Her first impulse was to open the door of her prison and go boldly out.
"I can't eat, Marshall," she said. "I'm treated shamefully, and the very nicest dinner wouldn't tempt me. You can take it away, for I can't possibly touch a morsel. Oh, dear! oh, dear! how I do wish I were at home again! What a horrid, horrid sort of place school is!"All this time Miss Percival, the head girl of the school, was absent. She had been ill, and had gone home for a short change. She did not return until Bridget had been at the Court a fortnight.
rummy earning app
Evelyn Percival, the head girl of the school, was now between seventeen and eighteen years of age. She was a rather pale, rather plain girl; her forehead was broad and low, which gave indications of thoughtfulness more than originality; her wide open gray eyes had a singularly sweet expression; they were surrounded by dark eyelashes, and were the best features in a face which otherwise might have appeared almost insignificant.

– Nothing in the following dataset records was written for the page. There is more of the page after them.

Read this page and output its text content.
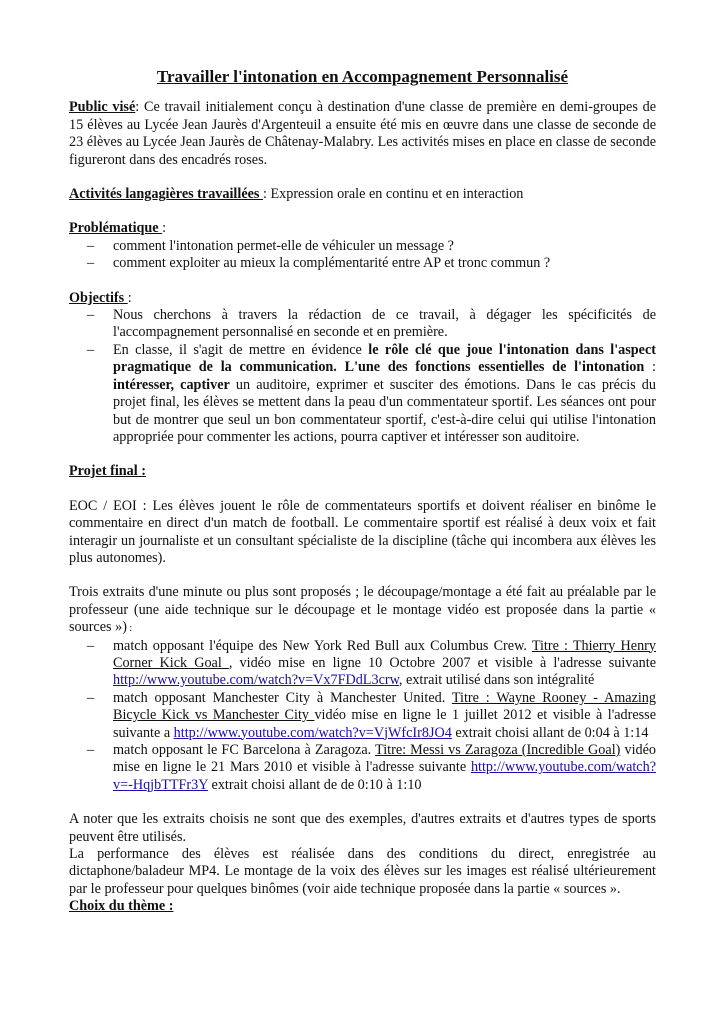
Travailler l'intonation en Accompagnement Personnalisé

Public visé: Ce travail initialement conçu à destination d'une classe de première en demi-groupes de 15 élèves au Lycée Jean Jaurès d'Argenteuil a ensuite été mis en œuvre dans une classe de seconde de 23 élèves au Lycée Jean Jaurès de Châtenay-Malabry. Les activités mises en place en classe de seconde figureront dans des encadrés roses.

Activités langagières travaillées : Expression orale en continu et en interaction

Problématique :

– comment l'intonation permet-elle de véhiculer un message ?
– comment exploiter au mieux la complémentarité entre AP et tronc commun ?

Objectifs :

– Nous cherchons à travers la rédaction de ce travail, à dégager les spécificités de l'accompagnement personnalisé en seconde et en première.
– En classe, il s'agit de mettre en évidence le rôle clé que joue l'intonation dans l'aspect pragmatique de la communication. L'une des fonctions essentielles de l'intonation : intéresser, captiver un auditoire, exprimer et susciter des émotions. Dans le cas précis du projet final, les élèves se mettent dans la peau d'un commentateur sportif. Les séances ont pour but de montrer que seul un bon commentateur sportif, c'est-à-dire celui qui utilise l'intonation appropriée pour commenter les actions, pourra captiver et intéresser son auditoire.

Projet final :

EOC / EOI : Les élèves jouent le rôle de commentateurs sportifs et doivent réaliser en binôme le commentaire en direct d'un match de football. Le commentaire sportif est réalisé à deux voix et fait interagir un journaliste et un consultant spécialiste de la discipline (tâche qui incombera aux élèves les plus autonomes).

Trois extraits d'une minute ou plus sont proposés ; le découpage/montage a été fait au préalable par le professeur (une aide technique sur le découpage et le montage vidéo est proposée dans la partie « sources ») :

– match opposant l'équipe des New York Red Bull aux Columbus Crew. Titre : Thierry Henry Corner Kick Goal , vidéo mise en ligne 10 Octobre 2007 et visible à l'adresse suivante http://www.youtube.com/watch?v=Vx7FDdL3crw, extrait utilisé dans son intégralité
– match opposant Manchester City à Manchester United. Titre : Wayne Rooney - Amazing Bicycle Kick vs Manchester City vidéo mise en ligne le 1 juillet 2012 et visible à l'adresse suivante a http://www.youtube.com/watch?v=VjWfcIr8JO4 extrait choisi allant de 0:04 à 1:14
– match opposant le FC Barcelona à Zaragoza. Titre: Messi vs Zaragoza (Incredible Goal) vidéo mise en ligne le 21 Mars 2010 et visible à l'adresse suivante http://www.youtube.com/watch?v=-HqjbTTFr3Y extrait choisi allant de de 0:10 à 1:10

A noter que les extraits choisis ne sont que des exemples, d'autres extraits et d'autres types de sports peuvent être utilisés.

La performance des élèves est réalisée dans des conditions du direct, enregistrée au dictaphone/baladeur MP4. Le montage de la voix des élèves sur les images est réalisé ultérieurement par le professeur pour quelques binômes (voir aide technique proposée dans la partie « sources ».

Choix du thème :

"I must say one thing," replied Olive, "and then I will turn to a more congenial theme. I hope Evelyn Percival won't take Miss O'Hara's part. You know, Janet, what strong prejudices Evelyn has."Janet did not say any more. She bent forward, ostensibly to renew her studies, in reality to hide a jealous feeling which surged up in her heart.Bridget turned and looked at her companion in slow wonder. Janet's remark had the effect of absolutely silencing her; she ate her bacon, munched her toast, and drank off a cup of hot coffee in an amazingly short time, then she jumped up, and shook the crumbs of her meal on to the floor.
"She's not learned, I admit," replied Olive, "but weak! no, she's not weak; no weak character could be so audacious, so fearless, so indifferent to her own ignorance.""I must break you in gradually, dear," she said. "As this is your first day at school you need not do any lessons, but you must come with me presently to the schoolroom in order that I may find out something about your attainments."Bridget O'Hara bestowed upon the four girls who stood before her a lightning glance of quizzical inquiry. She was a tall, fully developed girl, and no one could doubt her claim to beauty who looked at her even for a moment.
"Is she the beautiful girl who was the ringleader? I don't think I ever saw anyone with such presence of mind. She absolutely caught me as I was flung out of the carriage. I felt her arms round me; that was why I was not hurt."
"O Janey," exclaimed two of the other girls in a breath, "a committee does sound so absurdly formal."
The ages of these fifty girls ranged from seventeen to five, but from seventeen down to five on this special hot summer's evening one topic of conversation might have been heard on every tongue.
Janet was the heart and soul of everything. She was a girl with a great deal of independence of character; she was not destitute of ambition—she was remarkable for common sense—she was sharp in her manner, downright in her words, and capable, painstaking, and energetic in all she did.